Les propriétaires qui en ont les moyens construisent un duplex, ou plus rarement, un triplex. Les autres choisissent de bâtir une maison modeste, à un seul niveau, souvent sur une superficie d'à peine plus de 600 pi2. Le plan d'urbanisme leur permet même d'occuper le fond du terrain, libérant du coup un grand espace pour jardiner à l'avant.

«Ces maisons sont très significatives, car elles sont le premier accès à la propriété de Montréal pour les classes populaires», résume David Hanna.

Si, de l'extérieur, elles tranchent avec le paysage urbain, les matériaux utilisés pour leur construction sont, souvent, tout aussi originaux. Les terrains des usines Angus, construites à la même époque pour réparer et fabriquer du matériel ferroviaire, ont souvent servi de magasin à ciel ouvert.

«Plusieurs de ces maisons ont été faites avec des matériaux empruntés, disons à long terme, aux shops Angus. Elles étaient construites avec ce que les travailleurs trouvaient. Une de ces maisons-là a été détruite près de chez moi, et ils ont trouvé dans un mur un journal qui parlait du Titanic!», raconte, enthousiaste, Pierre Lefaivre, de la Société d'histoire de Rosemont-La Petite-Patrie.

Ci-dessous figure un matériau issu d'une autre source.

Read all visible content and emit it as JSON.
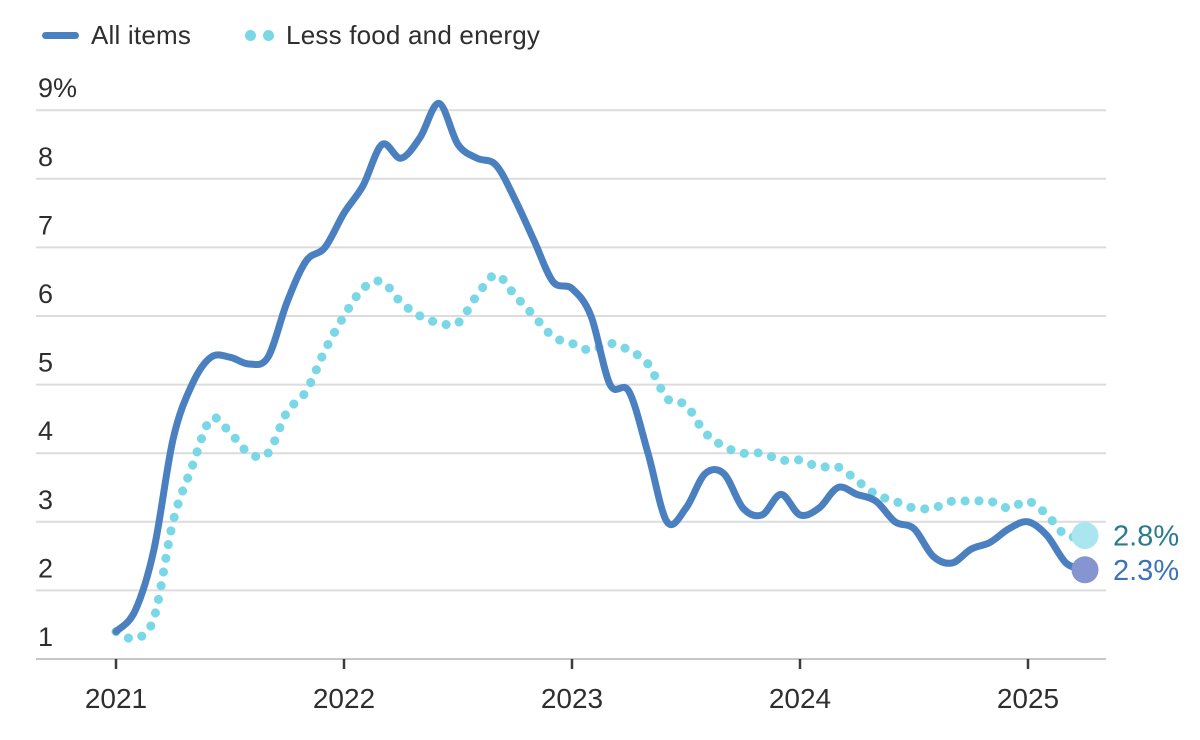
{
  "legend": {
    "items": [
      {
        "label": "All items",
        "swatch": "solid-line"
      },
      {
        "label": "Less food and energy",
        "swatch": "dots"
      }
    ]
  },
  "chart_data": {
    "type": "line",
    "title": "",
    "xlabel": "",
    "ylabel": "",
    "ylim": [
      1,
      9
    ],
    "grid": "horizontal",
    "x": [
      "Jan 2021",
      "Feb 2021",
      "Mar 2021",
      "Apr 2021",
      "May 2021",
      "Jun 2021",
      "Jul 2021",
      "Aug 2021",
      "Sep 2021",
      "Oct 2021",
      "Nov 2021",
      "Dec 2021",
      "Jan 2022",
      "Feb 2022",
      "Mar 2022",
      "Apr 2022",
      "May 2022",
      "Jun 2022",
      "Jul 2022",
      "Aug 2022",
      "Sep 2022",
      "Oct 2022",
      "Nov 2022",
      "Dec 2022",
      "Jan 2023",
      "Feb 2023",
      "Mar 2023",
      "Apr 2023",
      "May 2023",
      "Jun 2023",
      "Jul 2023",
      "Aug 2023",
      "Sep 2023",
      "Oct 2023",
      "Nov 2023",
      "Dec 2023",
      "Jan 2024",
      "Feb 2024",
      "Mar 2024",
      "Apr 2024",
      "May 2024",
      "Jun 2024",
      "Jul 2024",
      "Aug 2024",
      "Sep 2024",
      "Oct 2024",
      "Nov 2024",
      "Dec 2024",
      "Jan 2025",
      "Feb 2025",
      "Mar 2025",
      "Apr 2025"
    ],
    "x_ticks": [
      {
        "label": "2021",
        "month_index": 0
      },
      {
        "label": "2022",
        "month_index": 12
      },
      {
        "label": "2023",
        "month_index": 24
      },
      {
        "label": "2024",
        "month_index": 36
      },
      {
        "label": "2025",
        "month_index": 48
      }
    ],
    "y_ticks": [
      {
        "value": 9,
        "label": "9%"
      },
      {
        "value": 8,
        "label": "8"
      },
      {
        "value": 7,
        "label": "7"
      },
      {
        "value": 6,
        "label": "6"
      },
      {
        "value": 5,
        "label": "5"
      },
      {
        "value": 4,
        "label": "4"
      },
      {
        "value": 3,
        "label": "3"
      },
      {
        "value": 2,
        "label": "2"
      },
      {
        "value": 1,
        "label": "1"
      }
    ],
    "series": [
      {
        "name": "All items",
        "style": "solid",
        "color": "#4b80c0",
        "end_dot_color": "#8495cf",
        "end_label": "2.3%",
        "end_label_color": "#3c73b9",
        "values": [
          1.4,
          1.7,
          2.6,
          4.2,
          5.0,
          5.4,
          5.4,
          5.3,
          5.4,
          6.2,
          6.8,
          7.0,
          7.5,
          7.9,
          8.5,
          8.3,
          8.6,
          9.1,
          8.5,
          8.3,
          8.2,
          7.7,
          7.1,
          6.5,
          6.4,
          6.0,
          5.0,
          4.9,
          4.0,
          3.0,
          3.2,
          3.7,
          3.7,
          3.2,
          3.1,
          3.4,
          3.1,
          3.2,
          3.5,
          3.4,
          3.3,
          3.0,
          2.9,
          2.5,
          2.4,
          2.6,
          2.7,
          2.9,
          3.0,
          2.8,
          2.4,
          2.3
        ]
      },
      {
        "name": "Less food and energy",
        "style": "dotted",
        "color": "#7ad7e6",
        "end_dot_color": "#a9e6f0",
        "end_label": "2.8%",
        "end_label_color": "#2a7b8d",
        "values": [
          1.4,
          1.3,
          1.6,
          3.0,
          3.8,
          4.5,
          4.3,
          4.0,
          4.0,
          4.6,
          4.9,
          5.5,
          6.0,
          6.4,
          6.5,
          6.2,
          6.0,
          5.9,
          5.9,
          6.3,
          6.6,
          6.3,
          6.0,
          5.7,
          5.6,
          5.5,
          5.6,
          5.5,
          5.3,
          4.8,
          4.7,
          4.3,
          4.1,
          4.0,
          4.0,
          3.9,
          3.9,
          3.8,
          3.8,
          3.6,
          3.4,
          3.3,
          3.2,
          3.2,
          3.3,
          3.3,
          3.3,
          3.2,
          3.3,
          3.1,
          2.8,
          2.8
        ]
      }
    ],
    "colors": {
      "gridline": "#dcdcdc",
      "axis_line": "#c6c6c6",
      "tick_mark": "#3c3c3c",
      "text": "#2e2e2e"
    }
  }
}
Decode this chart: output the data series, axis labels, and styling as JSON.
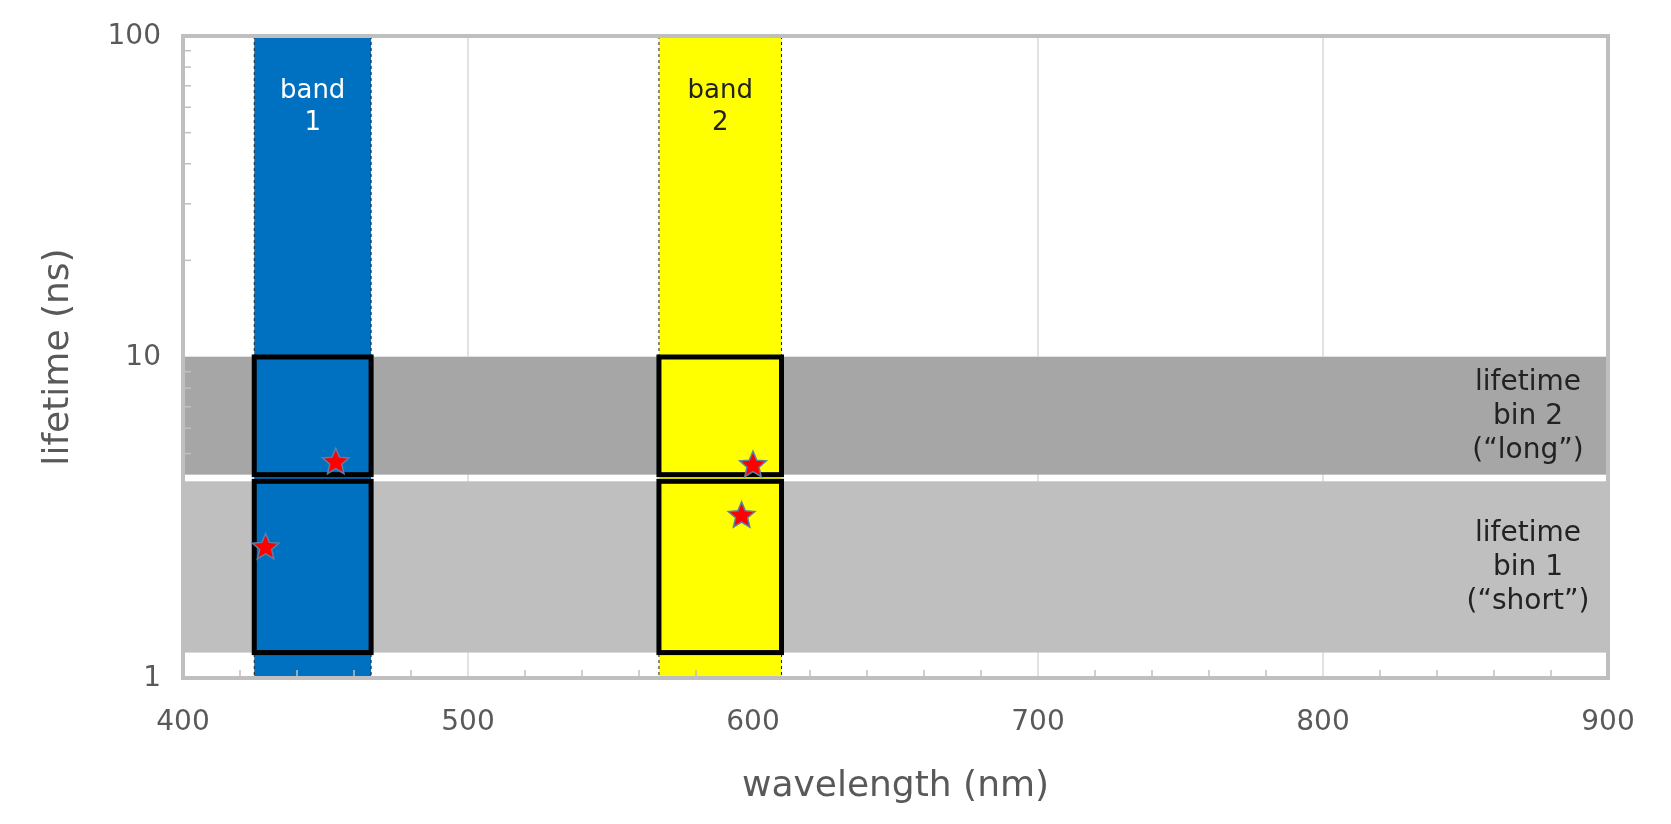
{
  "chart_data": {
    "type": "scatter",
    "xlabel": "wavelength (nm)",
    "ylabel": "lifetime (ns)",
    "log": "y",
    "xlim": [
      400,
      900
    ],
    "xticks": [
      400,
      500,
      600,
      700,
      800,
      900
    ],
    "ylim": [
      1,
      100
    ],
    "yticks": [
      1,
      10,
      100
    ],
    "grid": true,
    "marker": "star",
    "x": [
      453.6,
      429,
      600,
      596
    ],
    "series": [
      {
        "color": "#ff0000",
        "values": [
          4.7,
          2.55,
          4.6,
          3.2
        ]
      }
    ],
    "bands": [
      {
        "axis": "y",
        "from": 4.3,
        "to": 10,
        "label": "lifetime\nbin 2\n(“long”)",
        "color": "#a6a6a6"
      },
      {
        "axis": "y",
        "from": 1.2,
        "to": 4.1,
        "label": "lifetime\nbin 1\n(“short”)",
        "color": "#bfbfbf"
      },
      {
        "axis": "x",
        "from": 425,
        "to": 466,
        "label": "band\n1",
        "color": "#0070c0"
      },
      {
        "axis": "x",
        "from": 567,
        "to": 610,
        "label": "band\n2",
        "color": "#ffff00"
      }
    ]
  }
}
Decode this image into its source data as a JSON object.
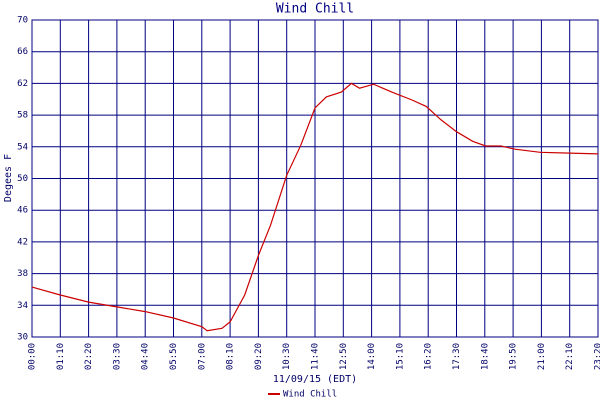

Il ajoute que plusieurs de ces maisons reposent sur les immenses pièces de bois traité utilisées pour les voies ferrées. «C'est du solide! Le chantier des usines Angus était immense, et ce n'était pas très bien surveillé. Ce n'était pas bien compliqué de s'y approvisionner!»

Malgré le caractère éclectique des matériaux utilisés pour la construction de ces maisons, elles ont une valeur patrimoniale, insiste David Hanna.

Le professeur collabore d'ailleurs avec Héritage Montréal et donne un cours sur l'histoire des différents types d'habitation à Montréal, dans une formation plus vaste sur la rénovation résidentielle. L'objectif du professeur est de sensibiliser les propriétaires à l'importance de préserver le caractère original de leur maison.

Démolitions mieux encadrées

L'arrondissement de Rosemont-La Petite-Patrie reconnaît aussi la valeur patrimoniale des «shoe boxes». Au cours des dernières années, la vigueur du marché immobilier a poussé plusieurs promoteurs à les démolir pour y construire des condos sur deux ou trois étages.

Tous les propriétaires de «shoe box» que nous avons rencontrés sont unanimes: ils sont très régulièrement sollicités pour vendre leur maison. «On a des offres toutes les semaines. Des gens qui cognent à la porte, ou des courtiers qui nous laissent leur carte dans la boîte aux lettres», confirme Denise Héroux, propriétaire de l'une de ces maisonnettes depuis les années 90.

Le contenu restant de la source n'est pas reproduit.